I changed mount options in /etc/fstab to
//system1/samba_public /dir3 cifs guest 0 0
instead of options, offered by you:
//system1/samba_public /dir3 cifs username=guest,password= 0 0
A mount error with root disappeared. However, I can change the content in /dir3 directory only using a root account. When I try to create any file in /dir3 using other user accounts, error “permission denied” appears, but files created. I was confused. As I know, any users including root relate to nobody user on the samba server. But there is a correct work only with root user on the client.
On the client:
[lora@system2 ~]$ echo 34343 > /dir3/666
-bash: /dir3/666: Permission denied
[lora@system2 ~]$ ls /dir3
1 11 111 11111 2 222 3 4 4444 55 5555 666 s wewew
Empty file /dir3/666 created using lora user.
smb.conf:
[global]
workgroup = EXAMPLE
hosts allow = 172.24.2.
security = user
passdb backend = tdbsam
guest account = nobody
[samba_public]
comment = Samba_Public
path = /smb_pub
browseable = yes
writable = yes
;public = yes
guest ok = yes
[samba_dir]
comment = samba_dir
path = /smb_dir
valid users = martin,lora
write list = martin
Permissions on /smb_pub:
[root@system1 Desktop]# ls -ldZ /smb_pub/
drwxrwxrwx. nobody nobody unconfined_u:object_r:public_content_rw_t:s0 /smb_pub/
On samba client /etc/fstab:
//system1/samba_public /dir3 cifs username=guest,password= 0 0
I suggested, anyway with using root user on the client I must have the opportunity to mount the guest share directory regardless of the root user on the client doesn’t exist in the samba users database on the samba server.

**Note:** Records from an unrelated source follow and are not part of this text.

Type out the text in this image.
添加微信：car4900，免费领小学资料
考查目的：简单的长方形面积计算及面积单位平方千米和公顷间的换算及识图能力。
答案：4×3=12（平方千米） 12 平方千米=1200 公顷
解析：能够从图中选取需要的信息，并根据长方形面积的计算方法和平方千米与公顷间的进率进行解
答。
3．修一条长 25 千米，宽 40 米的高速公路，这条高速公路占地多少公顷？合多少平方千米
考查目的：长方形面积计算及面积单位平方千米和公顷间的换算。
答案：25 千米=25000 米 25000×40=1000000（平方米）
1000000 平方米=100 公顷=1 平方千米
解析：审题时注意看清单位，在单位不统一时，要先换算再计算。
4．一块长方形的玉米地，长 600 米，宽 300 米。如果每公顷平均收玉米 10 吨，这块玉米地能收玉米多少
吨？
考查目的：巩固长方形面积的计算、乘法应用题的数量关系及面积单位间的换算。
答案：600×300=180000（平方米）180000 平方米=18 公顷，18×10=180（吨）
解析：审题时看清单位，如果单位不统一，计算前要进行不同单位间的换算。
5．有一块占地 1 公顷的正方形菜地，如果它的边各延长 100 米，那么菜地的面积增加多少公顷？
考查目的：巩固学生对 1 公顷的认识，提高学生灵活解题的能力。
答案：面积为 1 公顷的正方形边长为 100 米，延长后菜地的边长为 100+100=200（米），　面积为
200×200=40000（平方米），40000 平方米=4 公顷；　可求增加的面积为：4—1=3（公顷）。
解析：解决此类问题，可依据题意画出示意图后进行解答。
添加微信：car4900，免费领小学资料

the cifscreds are temporary, so if the server is rebooted, the account who were able to access and write before will enoucnter permission denied? so every reboot, the user needs to run cifscreds -a SAMBASERVER?

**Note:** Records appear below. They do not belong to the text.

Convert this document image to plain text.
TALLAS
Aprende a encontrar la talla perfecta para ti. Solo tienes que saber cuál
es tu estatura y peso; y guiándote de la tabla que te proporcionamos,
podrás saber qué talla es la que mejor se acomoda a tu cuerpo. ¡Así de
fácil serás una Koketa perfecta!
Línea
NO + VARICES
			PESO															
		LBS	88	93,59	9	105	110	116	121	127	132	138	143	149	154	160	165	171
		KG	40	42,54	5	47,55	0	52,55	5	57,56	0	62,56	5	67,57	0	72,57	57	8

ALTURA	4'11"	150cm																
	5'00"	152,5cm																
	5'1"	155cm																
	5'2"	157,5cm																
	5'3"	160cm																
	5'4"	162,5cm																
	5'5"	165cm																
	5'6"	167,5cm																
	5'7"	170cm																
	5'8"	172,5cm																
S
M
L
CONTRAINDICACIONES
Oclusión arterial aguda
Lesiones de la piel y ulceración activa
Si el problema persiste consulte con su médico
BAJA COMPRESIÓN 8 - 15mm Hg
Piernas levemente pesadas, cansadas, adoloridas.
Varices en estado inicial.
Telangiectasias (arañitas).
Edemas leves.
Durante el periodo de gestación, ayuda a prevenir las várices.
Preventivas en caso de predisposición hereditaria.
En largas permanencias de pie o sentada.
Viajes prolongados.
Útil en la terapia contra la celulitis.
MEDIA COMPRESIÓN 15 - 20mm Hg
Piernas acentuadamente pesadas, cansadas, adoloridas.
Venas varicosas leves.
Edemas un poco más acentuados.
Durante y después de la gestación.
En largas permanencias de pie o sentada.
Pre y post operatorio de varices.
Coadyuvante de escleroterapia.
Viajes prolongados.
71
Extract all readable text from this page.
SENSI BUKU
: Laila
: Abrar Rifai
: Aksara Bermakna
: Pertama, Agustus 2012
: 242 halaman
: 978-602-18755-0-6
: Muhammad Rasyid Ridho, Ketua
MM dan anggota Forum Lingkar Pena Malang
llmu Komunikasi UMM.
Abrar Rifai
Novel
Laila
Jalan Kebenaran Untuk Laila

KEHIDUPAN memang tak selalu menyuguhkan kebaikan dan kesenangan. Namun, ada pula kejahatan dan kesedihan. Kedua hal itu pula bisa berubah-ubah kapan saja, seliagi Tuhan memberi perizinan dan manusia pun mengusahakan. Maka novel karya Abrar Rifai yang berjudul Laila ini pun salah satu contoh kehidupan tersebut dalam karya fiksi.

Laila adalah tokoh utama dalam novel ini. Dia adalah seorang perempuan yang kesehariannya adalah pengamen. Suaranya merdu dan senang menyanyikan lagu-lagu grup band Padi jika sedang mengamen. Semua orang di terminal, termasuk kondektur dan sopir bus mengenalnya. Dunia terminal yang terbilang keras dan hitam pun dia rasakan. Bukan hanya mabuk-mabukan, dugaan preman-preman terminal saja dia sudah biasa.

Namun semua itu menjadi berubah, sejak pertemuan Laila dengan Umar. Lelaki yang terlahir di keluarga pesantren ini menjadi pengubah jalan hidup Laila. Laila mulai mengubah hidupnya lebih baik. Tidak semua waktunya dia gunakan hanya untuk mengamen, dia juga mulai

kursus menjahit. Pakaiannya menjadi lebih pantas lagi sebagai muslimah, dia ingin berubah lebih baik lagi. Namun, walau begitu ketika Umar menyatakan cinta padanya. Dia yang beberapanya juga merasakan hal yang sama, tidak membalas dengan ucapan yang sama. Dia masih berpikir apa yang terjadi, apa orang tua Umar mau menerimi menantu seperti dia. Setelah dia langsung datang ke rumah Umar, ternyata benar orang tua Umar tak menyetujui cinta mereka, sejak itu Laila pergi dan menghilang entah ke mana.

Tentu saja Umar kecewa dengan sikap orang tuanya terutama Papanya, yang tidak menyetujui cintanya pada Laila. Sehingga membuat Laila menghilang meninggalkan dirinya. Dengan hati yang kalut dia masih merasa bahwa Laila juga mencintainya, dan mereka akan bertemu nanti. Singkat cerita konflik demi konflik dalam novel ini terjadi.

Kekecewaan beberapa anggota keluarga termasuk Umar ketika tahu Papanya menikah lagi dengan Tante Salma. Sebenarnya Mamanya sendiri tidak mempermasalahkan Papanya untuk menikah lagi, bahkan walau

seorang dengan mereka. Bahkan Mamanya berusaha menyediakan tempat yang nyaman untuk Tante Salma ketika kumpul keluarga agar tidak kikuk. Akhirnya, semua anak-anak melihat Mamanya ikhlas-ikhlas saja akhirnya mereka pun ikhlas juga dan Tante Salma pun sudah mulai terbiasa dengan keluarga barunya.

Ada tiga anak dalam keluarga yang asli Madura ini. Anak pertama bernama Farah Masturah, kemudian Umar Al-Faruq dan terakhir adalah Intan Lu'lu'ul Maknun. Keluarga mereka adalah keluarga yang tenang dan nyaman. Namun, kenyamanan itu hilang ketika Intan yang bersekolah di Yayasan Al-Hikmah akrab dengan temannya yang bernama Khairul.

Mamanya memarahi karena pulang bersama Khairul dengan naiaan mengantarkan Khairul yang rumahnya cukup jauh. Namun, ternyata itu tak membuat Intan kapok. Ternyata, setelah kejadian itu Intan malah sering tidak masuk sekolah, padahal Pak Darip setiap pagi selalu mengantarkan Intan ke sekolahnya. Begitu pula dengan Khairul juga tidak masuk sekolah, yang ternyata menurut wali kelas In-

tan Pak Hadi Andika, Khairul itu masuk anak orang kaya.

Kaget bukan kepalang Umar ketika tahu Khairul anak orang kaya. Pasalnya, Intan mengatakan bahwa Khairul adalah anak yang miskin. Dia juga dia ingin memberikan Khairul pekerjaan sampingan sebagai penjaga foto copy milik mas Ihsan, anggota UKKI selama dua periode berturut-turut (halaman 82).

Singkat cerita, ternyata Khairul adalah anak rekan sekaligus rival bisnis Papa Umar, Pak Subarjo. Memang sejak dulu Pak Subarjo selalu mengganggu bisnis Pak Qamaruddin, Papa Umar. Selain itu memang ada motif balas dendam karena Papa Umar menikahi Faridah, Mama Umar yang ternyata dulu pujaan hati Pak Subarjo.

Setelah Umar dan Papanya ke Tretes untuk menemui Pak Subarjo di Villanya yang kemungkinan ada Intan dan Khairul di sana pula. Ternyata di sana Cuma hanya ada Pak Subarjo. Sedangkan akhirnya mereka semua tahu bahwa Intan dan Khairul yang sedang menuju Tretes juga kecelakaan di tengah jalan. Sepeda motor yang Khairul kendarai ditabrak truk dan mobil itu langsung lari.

if that is the case, how can redhat check if you did it right? if it was rebooted?
Thanks
My guess is that Red Hat will know the password anyway, so they can set up a routine to check it.

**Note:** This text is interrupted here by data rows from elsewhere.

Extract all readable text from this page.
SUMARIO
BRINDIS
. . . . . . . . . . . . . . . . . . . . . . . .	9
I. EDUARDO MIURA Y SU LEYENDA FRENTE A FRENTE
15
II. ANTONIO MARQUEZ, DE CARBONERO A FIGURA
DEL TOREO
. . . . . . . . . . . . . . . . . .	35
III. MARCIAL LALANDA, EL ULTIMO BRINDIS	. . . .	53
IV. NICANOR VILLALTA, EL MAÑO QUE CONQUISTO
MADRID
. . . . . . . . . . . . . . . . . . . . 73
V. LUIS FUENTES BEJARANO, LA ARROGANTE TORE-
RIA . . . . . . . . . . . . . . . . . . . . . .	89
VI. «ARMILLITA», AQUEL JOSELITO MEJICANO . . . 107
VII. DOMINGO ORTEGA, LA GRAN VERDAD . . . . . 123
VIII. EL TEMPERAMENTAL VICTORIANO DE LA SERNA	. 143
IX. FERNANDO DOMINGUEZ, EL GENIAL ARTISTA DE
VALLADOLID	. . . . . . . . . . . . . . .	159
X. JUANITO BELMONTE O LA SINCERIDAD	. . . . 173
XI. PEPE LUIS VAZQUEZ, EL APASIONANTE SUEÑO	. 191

Hi Tomas, I’m following along and practising using both Sander’s RHCE videos and your posts. I’ve configured a “sales” share as follows on my samba server (server1.example.local), with the options below:
“`
[sales]
comment = Sales Share
path = /smbshare/sales
read only = No
valid users = @sales laura bob
write list = @sales laura bob
“`
It can be successfully mounted on my samba client machine (server2.example.local), using the credentials of user “laura” with the line in /etc/fstab:
`//server1.example.local/sales /smb/sales cifs username=laura,password=laura 0 0`
And confirmed with `# findmnt`:
/smb/sales //server1.example.local/sales cifs rw,relatime,vers=default,cache=strict,username=laura,domain=SERVER1,uid=0,noforceuid,gid=0,noforcegid,addr=192.168.4.210,file_mode=0755
I then created a local user “laura” on server2 as well, switch to that user, navigate to the mounted samba dir `/smb/sales/`, try to create a test file, and get the following:
“`
[laura@server2 sales]$ touch test
touch: cannot touch ‘test’: Permission denied
“`
The user and group owner of `/smb/sales` is `root` on server2, so I’m guessing that’s the issue here. But I thought based on the “write list” configuration option in `smb.conf` in server1, it should still grant user “laura” write access, no?
I can create a test file from server2 as the root user, but that’s expected. This test file has ownership “root:root” as seen on server2, but “laura:sales” as seen from server1 (I did `# chmod 2775 /smbshare/sales` as your tutorial suggests).
Lastly I also ran `$ cifscreds add server1` as the local user “laura” on server2 (even though I didn’t set-up multiser mount yet), and still couldn’t create a file inside of the mounted share `/smb/sales`.
I feel like I’m either misunderstanding something fundamental here, or maybe missing something obvious. So please give me some tips.